Pour le laboratoire, cette évolution revêt un enjeu scientifique structurant, dans un contexte d’équilibre entre recherche fondamentale et collaborations partenariales. Dans cette perspective, le statut d’UMR offre des opportunités majeures, notamment à travers le recrutement de personnels de recherche CNRS, qui permettraient de renforcer les compétences et la diversité des profils scientifiques au sein du CERMICS. Symétriquement, le laboratoire se voit comme un environnement propice pour les chercheuses et chercheurs CNRS de par sa taille humaine, la complémentarité des approches mathématiques qui y sont menées, et les questions scientifiques originales et riches qui émergent naturellement de ses liens forts avec la société civile et le monde socio-économique.

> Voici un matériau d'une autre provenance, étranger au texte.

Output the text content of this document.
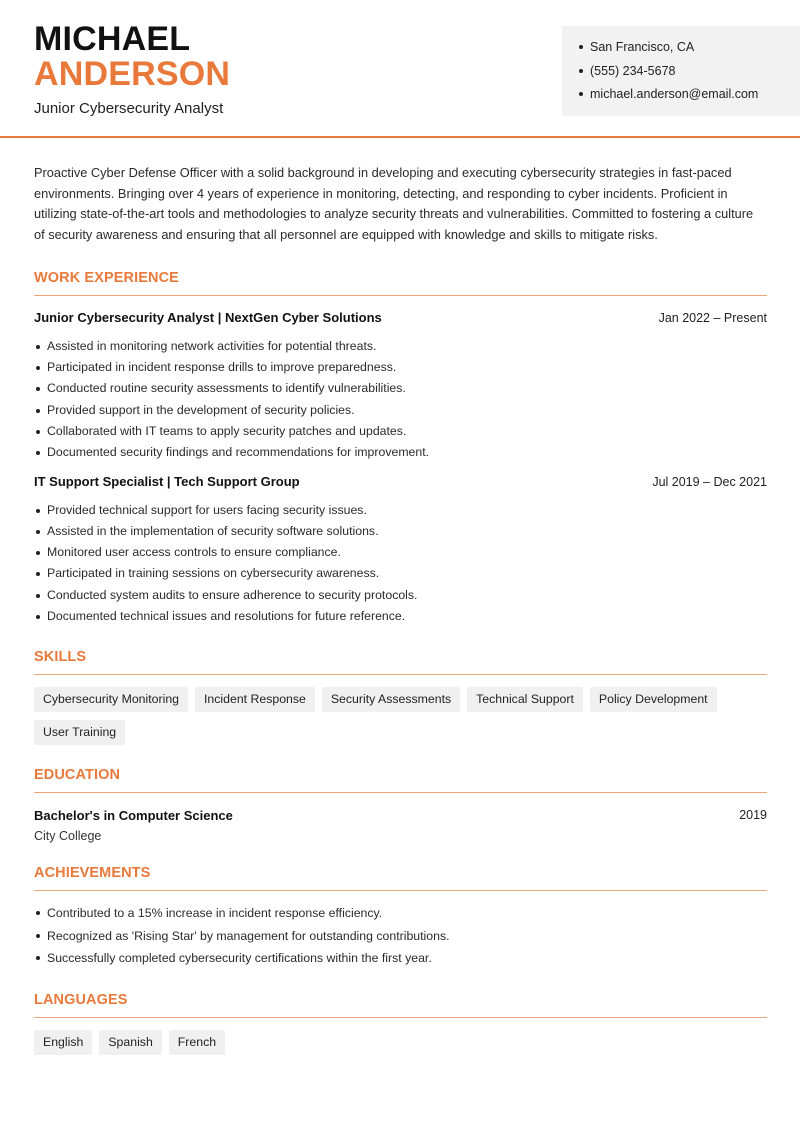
MICHAEL
ANDERSON
Junior Cybersecurity Analyst
San Francisco, CA
(555) 234-5678
michael.anderson@email.com

Proactive Cyber Defense Officer with a solid background in developing and executing cybersecurity strategies in fast-paced environments. Bringing over 4 years of experience in monitoring, detecting, and responding to cyber incidents. Proficient in utilizing state-of-the-art tools and methodologies to analyze security threats and vulnerabilities. Committed to fostering a culture of security awareness and ensuring that all personnel are equipped with knowledge and skills to mitigate risks.

WORK EXPERIENCE
Junior Cybersecurity Analyst | NextGen Cyber Solutions	Jan 2022 – Present
Assisted in monitoring network activities for potential threats.
Participated in incident response drills to improve preparedness.
Conducted routine security assessments to identify vulnerabilities.
Provided support in the development of security policies.
Collaborated with IT teams to apply security patches and updates.
Documented security findings and recommendations for improvement.
IT Support Specialist | Tech Support Group	Jul 2019 – Dec 2021
Provided technical support for users facing security issues.
Assisted in the implementation of security software solutions.
Monitored user access controls to ensure compliance.
Participated in training sessions on cybersecurity awareness.
Conducted system audits to ensure adherence to security protocols.
Documented technical issues and resolutions for future reference.
SKILLS
Cybersecurity Monitoring	Incident Response	Security Assessments	Technical Support	Policy Development
User Training
EDUCATION
Bachelor's in Computer Science	2019
City College
ACHIEVEMENTS
Contributed to a 15% increase in incident response efficiency.
Recognized as 'Rising Star' by management for outstanding contributions.
Successfully completed cybersecurity certifications within the first year.
LANGUAGES
English	Spanish	French
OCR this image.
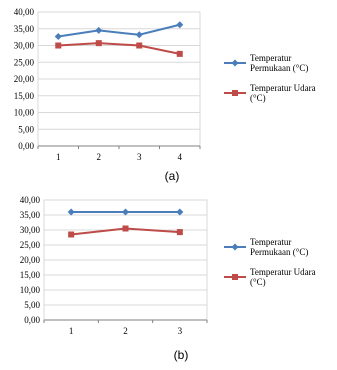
0,00
5,00
10,00
15,00
20,00
25,00
30,00
35,00
40,00
1	2	3	4
Temperatur
Permukaan (°C)
Temperatur Udara
(°C)
(a)
0,00
5,00
10,00
15,00
20,00
25,00
30,00
35,00
40,00
1	2	3
Temperatur
Permukaan (°C)
Temperatur Udara
(°C)
(b)
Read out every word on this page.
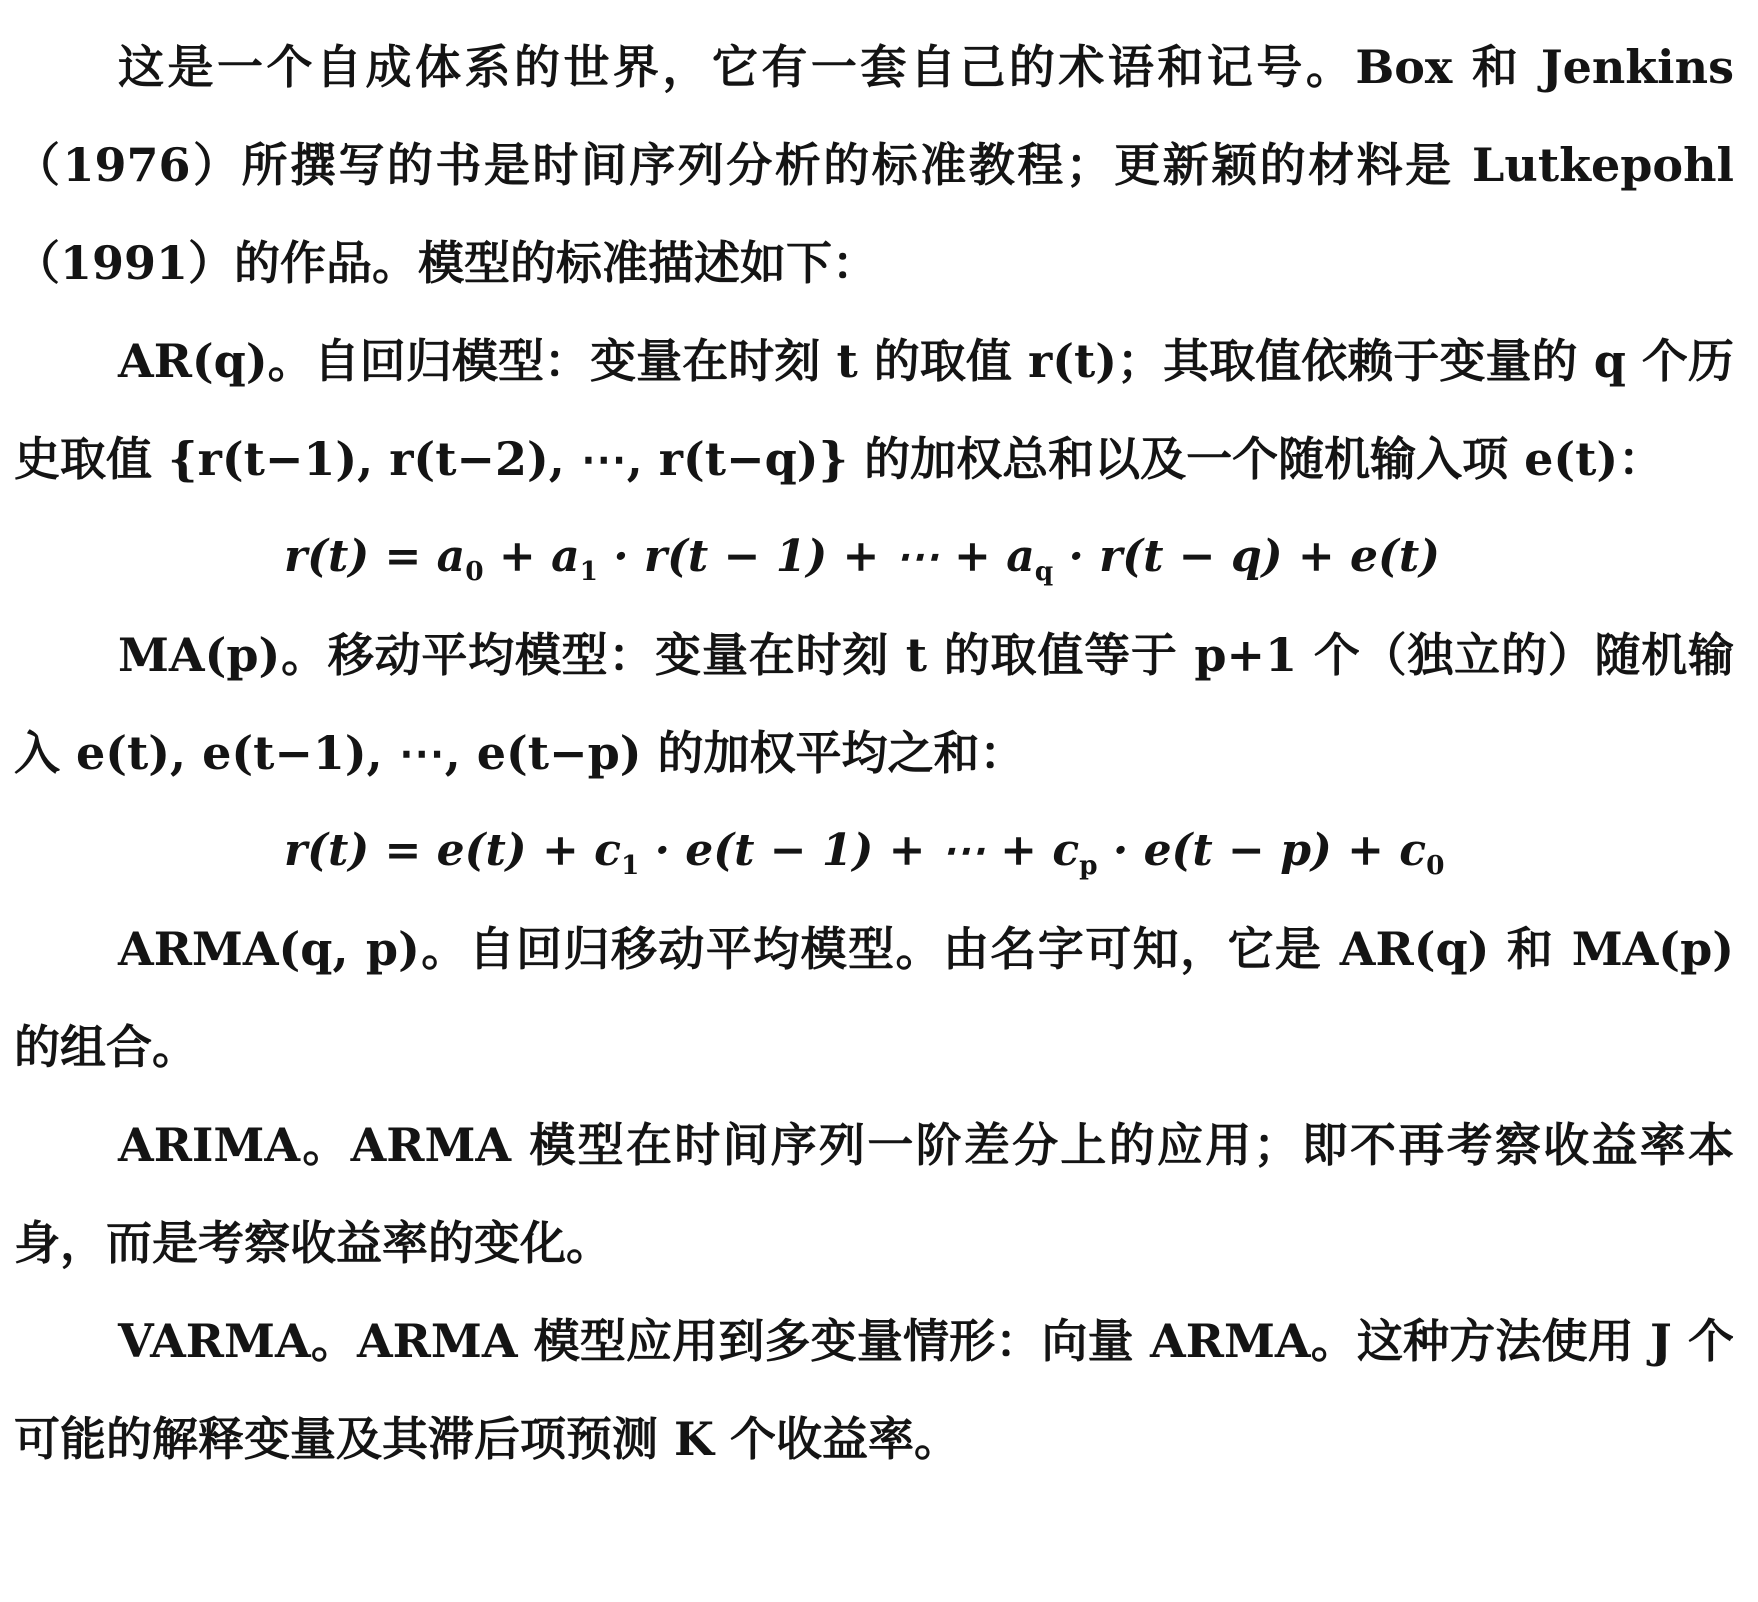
这是一个自成体系的世界，它有一套自己的术语和记号。Box 和 Jenkins（1976）所撰写的书是时间序列分析的标准教程；更新颖的材料是 Lutkepohl（1991）的作品。模型的标准描述如下：

AR(q)。自回归模型：变量在时刻 t 的取值 r(t)；其取值依赖于变量的 q 个历史取值 {r(t−1), r(t−2), ⋯, r(t−q)} 的加权总和以及一个随机输入项 e(t)：

$r(t) = a_0 + a_1 \cdot r(t - 1)$ + ⋯ + $a_q \cdot r(t - q) + e(t)$

MA(p)。移动平均模型：变量在时刻 t 的取值等于 p+1 个（独立的）随机输入 e(t), e(t−1), ⋯, e(t−p) 的加权平均之和：

$r(t) = e(t) + c_1 \cdot e(t - 1)$ + ⋯ + $c_p \cdot e(t - p) + c_0$

ARMA(q, p)。自回归移动平均模型。由名字可知，它是 AR(q) 和 MA(p) 的组合。

ARIMA。ARMA 模型在时间序列一阶差分上的应用；即不再考察收益率本身，而是考察收益率的变化。

VARMA。ARMA 模型应用到多变量情形：向量 ARMA。这种方法使用 J 个可能的解释变量及其滞后项预测 K 个收益率。
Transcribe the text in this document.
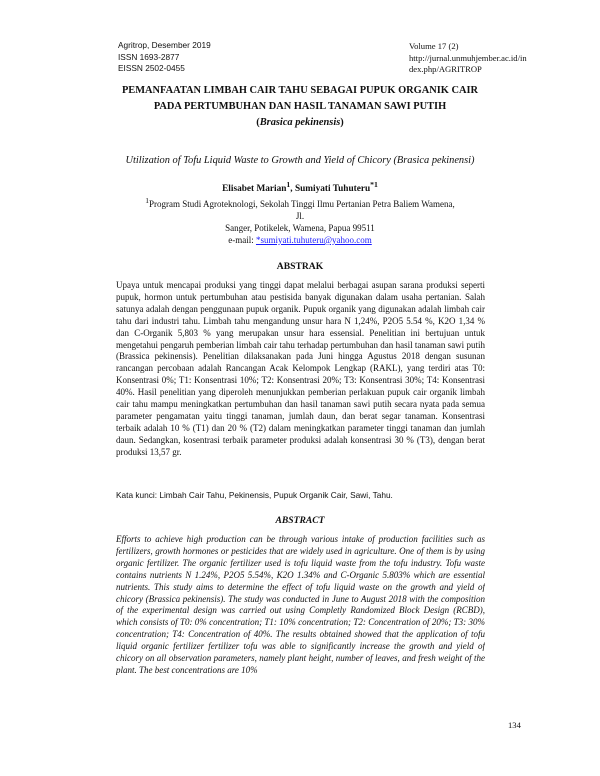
Agritrop, Desember 2019
ISSN 1693-2877
EISSN 2502-0455
Volume 17 (2)
http://jurnal.unmuhjember.ac.id/in
dex.php/AGRITROP
PEMANFAATAN LIMBAH CAIR TAHU SEBAGAI PUPUK ORGANIK CAIR
PADA PERTUMBUHAN DAN HASIL TANAMAN SAWI PUTIH
(Brasica pekinensis)
Utilization of Tofu Liquid Waste to Growth and Yield of Chicory (Brasica pekinensi)
Elisabet Marian$^1$, Sumiyati Tuhuteru$^{*1}$
$^1$Program Studi Agroteknologi, Sekolah Tinggi Ilmu Pertanian Petra Baliem Wamena, Jl.
Sanger, Potikelek, Wamena, Papua 99511
e-mail: *sumiyati.tuhuteru@yahoo.com
ABSTRAK
Upaya untuk mencapai produksi yang tinggi dapat melalui berbagai asupan sarana produksi seperti pupuk, hormon untuk pertumbuhan atau pestisida banyak digunakan dalam usaha pertanian. Salah satunya adalah dengan penggunaan pupuk organik. Pupuk organik yang digunakan adalah limbah cair tahu dari industri tahu. Limbah tahu mengandung unsur hara N 1,24%, P2O5 5.54 %, K2O 1,34 % dan C-Organik 5,803 % yang merupakan unsur hara essensial. Penelitian ini bertujuan untuk mengetahui pengaruh pemberian limbah cair tahu terhadap pertumbuhan dan hasil tanaman sawi putih (Brassica pekinensis). Penelitian dilaksanakan pada Juni hingga Agustus 2018 dengan susunan rancangan percobaan adalah Rancangan Acak Kelompok Lengkap (RAKL), yang terdiri atas T0: Konsentrasi 0%; T1: Konsentrasi 10%; T2: Konsentrasi 20%; T3: Konsentrasi 30%; T4: Konsentrasi 40%. Hasil penelitian yang diperoleh menunjukkan pemberian perlakuan pupuk cair organik limbah cair tahu mampu meningkatkan pertumbuhan dan hasil tanaman sawi putih secara nyata pada semua parameter pengamatan yaitu tinggi tanaman, jumlah daun, dan berat segar tanaman. Konsentrasi terbaik adalah 10 % (T1) dan 20 % (T2) dalam meningkatkan parameter tinggi tanaman dan jumlah daun. Sedangkan, kosentrasi terbaik parameter produksi adalah konsentrasi 30 % (T3), dengan berat produksi 13,57 gr.
Kata kunci: Limbah Cair Tahu, Pekinensis, Pupuk Organik Cair, Sawi, Tahu.
ABSTRACT
Efforts to achieve high production can be through various intake of production facilities such as fertilizers, growth hormones or pesticides that are widely used in agriculture. One of them is by using organic fertilizer. The organic fertilizer used is tofu liquid waste from the tofu industry. Tofu waste contains nutrients N 1.24%, P2O5 5.54%, K2O 1.34% and C-Organic 5.803% which are essential nutrients. This study aims to determine the effect of tofu liquid waste on the growth and yield of chicory (Brassica pekinensis). The study was conducted in June to August 2018 with the composition of the experimental design was carried out using Completly Randomized Block Design (RCBD), which consists of T0: 0% concentration; T1: 10% concentration; T2: Concentration of 20%; T3: 30% concentration; T4: Concentration of 40%. The results obtained showed that the application of tofu liquid organic fertilizer fertilizer tofu was able to significantly increase the growth and yield of chicory on all observation parameters, namely plant height, number of leaves, and fresh weight of the plant. The best concentrations are 10%
134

Et concernant l’avenir ? Le CERMICS entend continuer sur sa lancée, en s’appuyant sur la trajectoire qui a fait son succès, tout en restant attentif à investir les thèmes émergents où les mathématiques jouent un rôle fondamental. Une attention particulière sera portée aux sujets de l’apprentissage machine et de l’intelligence artificielle, avec l’idée de renforcer les pôles scientifiques existants pour « développer des outils et méthodes de machine learning dans de nouveaux contextes encore relativement peu investis, comme la recherche opérationnelle, la simulation moléculaire ou la modélisation du risque. Cette nouvelle UMR sera plus généralement l’occasion de renforcer la continuité entre recherche fondamentale et recherche appliquée, les deux se nourrissant l’une de l’autre », conclut Gabriel Stoltz.